Control when and to whom probes are deployed:

probes:
  deployment:
    enabled: true
    start_step: 1             # First step to deploy probes
    every_n_steps: 5          # Deploy every N steps
    include_agents: []      # Empty = all agents
    exclude_agents:         # Skip specific agents
      - "Storhampton Gazette"

Targeting

  • All agents: Leave include_agents empty
  • Specific agents: List agent names in include_agents
  • Exclude agents: List names in exclude_agents (e.g., news bots)

Custom Probe Types

For scenario-specific probes, create a module and reference it:

probes:
  probe_lib_module: my_world.probes
# my_world/probes.py
from silisocs.evaluations.probes.types import ProbeBase

class Favorability(ProbeBase):
    def __init__(self, probe_data=None):
        self.name = "Favorability"
        self._candidate = (probe_data or {}).get("candidate", "Candidate A")

    def form_question_for_agent(self, agent):
        return f"On a scale of 1-10, how favorable is your view of {self._candidate}?"

    def parse_answer(self, raw_response):
        # Extract numeric value from LLM response
        ...

Custom types are resolved via importlib at runtime. A probe must return a question string from form_question_for_agent(agent) and a parsed string or None from parse_answer(raw_response). Probe prompts should contain the measurement question and any answer-format constraint only. Agent identity, persona, and recent observations should come from the agent runtime itself. This is optional and most worlds can use the built-in generalist probe types directly.


Questionnaire Batching

For efficiency, the probe system batches multiple probe questions into a single LLM call per agent. This reduces API costs significantly when deploying many probes.

The batched questionnaire prompt presents all questions numbered, and the response parser extracts individual answers.

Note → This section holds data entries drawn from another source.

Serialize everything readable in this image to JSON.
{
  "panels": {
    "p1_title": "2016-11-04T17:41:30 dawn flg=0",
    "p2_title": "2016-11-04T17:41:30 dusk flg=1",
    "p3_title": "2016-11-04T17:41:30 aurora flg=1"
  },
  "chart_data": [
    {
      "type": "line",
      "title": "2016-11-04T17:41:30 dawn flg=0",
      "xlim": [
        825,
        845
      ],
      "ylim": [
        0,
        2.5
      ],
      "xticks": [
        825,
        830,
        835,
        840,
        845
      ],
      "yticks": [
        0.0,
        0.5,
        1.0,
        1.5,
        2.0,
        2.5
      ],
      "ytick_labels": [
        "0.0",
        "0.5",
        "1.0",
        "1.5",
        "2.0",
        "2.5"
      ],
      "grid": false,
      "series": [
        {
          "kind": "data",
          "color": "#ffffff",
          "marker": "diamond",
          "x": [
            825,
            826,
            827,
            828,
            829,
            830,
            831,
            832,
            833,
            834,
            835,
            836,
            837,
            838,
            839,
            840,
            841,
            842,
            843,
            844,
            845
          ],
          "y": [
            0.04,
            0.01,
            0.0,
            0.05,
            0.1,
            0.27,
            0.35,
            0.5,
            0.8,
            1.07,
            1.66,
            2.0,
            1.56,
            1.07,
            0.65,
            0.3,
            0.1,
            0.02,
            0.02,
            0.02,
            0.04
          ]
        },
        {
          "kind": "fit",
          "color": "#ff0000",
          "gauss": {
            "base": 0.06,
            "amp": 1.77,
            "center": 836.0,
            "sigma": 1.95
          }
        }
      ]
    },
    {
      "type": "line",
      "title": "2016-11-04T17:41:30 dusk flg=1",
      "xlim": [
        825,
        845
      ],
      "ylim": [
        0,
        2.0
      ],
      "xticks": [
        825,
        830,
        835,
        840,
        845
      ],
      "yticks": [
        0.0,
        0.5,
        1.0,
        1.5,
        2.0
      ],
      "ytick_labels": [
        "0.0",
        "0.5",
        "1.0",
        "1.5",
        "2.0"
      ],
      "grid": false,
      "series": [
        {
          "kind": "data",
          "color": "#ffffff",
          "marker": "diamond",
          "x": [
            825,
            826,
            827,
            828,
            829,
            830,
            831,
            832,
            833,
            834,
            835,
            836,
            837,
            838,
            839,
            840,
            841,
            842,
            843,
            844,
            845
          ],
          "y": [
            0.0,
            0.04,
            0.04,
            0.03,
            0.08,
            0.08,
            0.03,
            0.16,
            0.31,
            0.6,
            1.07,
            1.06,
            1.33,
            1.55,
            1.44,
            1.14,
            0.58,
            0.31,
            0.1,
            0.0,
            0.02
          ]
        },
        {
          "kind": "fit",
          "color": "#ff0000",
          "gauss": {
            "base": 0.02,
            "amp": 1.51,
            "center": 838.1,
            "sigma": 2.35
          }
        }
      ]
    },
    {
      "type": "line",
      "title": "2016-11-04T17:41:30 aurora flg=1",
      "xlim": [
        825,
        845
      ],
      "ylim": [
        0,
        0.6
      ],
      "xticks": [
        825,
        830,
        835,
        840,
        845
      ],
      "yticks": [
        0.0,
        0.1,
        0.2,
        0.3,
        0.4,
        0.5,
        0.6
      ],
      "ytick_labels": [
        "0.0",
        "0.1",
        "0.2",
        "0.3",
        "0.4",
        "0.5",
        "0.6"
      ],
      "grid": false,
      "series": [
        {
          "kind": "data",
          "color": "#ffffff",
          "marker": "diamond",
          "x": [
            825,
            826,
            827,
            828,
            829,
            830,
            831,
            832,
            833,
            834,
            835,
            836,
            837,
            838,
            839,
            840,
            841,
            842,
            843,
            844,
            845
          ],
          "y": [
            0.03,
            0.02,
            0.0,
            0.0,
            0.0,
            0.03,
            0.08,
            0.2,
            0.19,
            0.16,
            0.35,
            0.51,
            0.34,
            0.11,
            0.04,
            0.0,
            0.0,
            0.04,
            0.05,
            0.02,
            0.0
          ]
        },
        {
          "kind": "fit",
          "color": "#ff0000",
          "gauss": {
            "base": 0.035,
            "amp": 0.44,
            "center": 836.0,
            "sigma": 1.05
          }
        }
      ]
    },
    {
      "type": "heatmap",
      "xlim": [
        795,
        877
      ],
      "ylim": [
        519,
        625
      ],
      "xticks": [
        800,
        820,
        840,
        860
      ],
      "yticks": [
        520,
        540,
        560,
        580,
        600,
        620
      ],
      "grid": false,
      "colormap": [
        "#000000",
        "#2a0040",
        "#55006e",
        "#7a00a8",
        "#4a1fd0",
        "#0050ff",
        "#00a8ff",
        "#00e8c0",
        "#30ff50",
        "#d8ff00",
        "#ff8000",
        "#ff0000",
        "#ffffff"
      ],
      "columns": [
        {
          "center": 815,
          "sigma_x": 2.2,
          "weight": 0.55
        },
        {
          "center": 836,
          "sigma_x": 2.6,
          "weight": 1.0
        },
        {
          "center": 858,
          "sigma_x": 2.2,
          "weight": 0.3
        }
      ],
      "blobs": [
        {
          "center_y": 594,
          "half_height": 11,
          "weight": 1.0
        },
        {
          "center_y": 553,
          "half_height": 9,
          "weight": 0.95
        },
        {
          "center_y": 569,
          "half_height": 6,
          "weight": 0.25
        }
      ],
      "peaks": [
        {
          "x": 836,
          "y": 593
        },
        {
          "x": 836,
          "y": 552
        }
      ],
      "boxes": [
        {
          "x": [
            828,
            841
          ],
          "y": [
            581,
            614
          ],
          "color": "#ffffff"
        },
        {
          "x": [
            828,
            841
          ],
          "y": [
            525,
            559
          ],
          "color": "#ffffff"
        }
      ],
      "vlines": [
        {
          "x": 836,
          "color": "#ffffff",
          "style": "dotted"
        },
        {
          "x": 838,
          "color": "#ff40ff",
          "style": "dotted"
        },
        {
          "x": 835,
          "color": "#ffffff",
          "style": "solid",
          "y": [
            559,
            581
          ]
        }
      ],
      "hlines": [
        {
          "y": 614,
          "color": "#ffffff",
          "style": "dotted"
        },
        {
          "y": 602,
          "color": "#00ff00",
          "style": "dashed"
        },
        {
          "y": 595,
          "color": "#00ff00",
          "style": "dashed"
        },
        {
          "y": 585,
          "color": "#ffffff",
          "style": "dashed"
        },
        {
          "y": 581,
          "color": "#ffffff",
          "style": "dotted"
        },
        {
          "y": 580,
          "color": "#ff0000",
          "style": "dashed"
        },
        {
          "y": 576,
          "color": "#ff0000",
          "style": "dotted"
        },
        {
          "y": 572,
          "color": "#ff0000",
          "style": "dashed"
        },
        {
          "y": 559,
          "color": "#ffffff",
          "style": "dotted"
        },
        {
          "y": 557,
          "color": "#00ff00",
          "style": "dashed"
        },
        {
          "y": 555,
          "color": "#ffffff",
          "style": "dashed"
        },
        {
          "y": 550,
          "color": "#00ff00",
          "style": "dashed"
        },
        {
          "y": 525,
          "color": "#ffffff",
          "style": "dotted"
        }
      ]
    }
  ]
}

If parsing fails for any question, the system falls back to individual LLM calls for those specific questions.


Output

Probe results are saved to probe_events.jsonl in the simulation output directory:

{
  "episode": 5,
  "event_type": "probe",
  "source_user": "Alice Smith",
  "label": "turnout_intent",
  "data": {
    "probe_type": "BinaryProbe",
    "raw_response": "I'd say about a 7",
    "probe_return": "yes"
  }
}

The election world demonstrates probes in action with named built-in probes (vote preference, favorability, intent) — see the Election Walkthrough.

Default Detailed Probe Evaluators

When running studies with run_study.py, you can use built-in probe evaluator presets:

  • builtin.probe_metrics_detailed (all probe events)
  • builtin.probe_binary_detailed
  • builtin.probe_numeric_detailed
  • builtin.probe_choice_detailed
  • builtin.probe_freetext_detailed

Plot outputs are generated by these detailed probe evaluators directly (in sibling *_plots/ directories next to each evaluator JSON), rather than through a separate plot-only evaluator hook.

These evaluators: - read action_events.jsonl - aggregate metrics per agent and per episode - aggregate per probe label and per inferred/configured probe type - use effective_config.yaml to map labels to configured probe types when available

For orchestration details and preset usage, see Experiment Studies.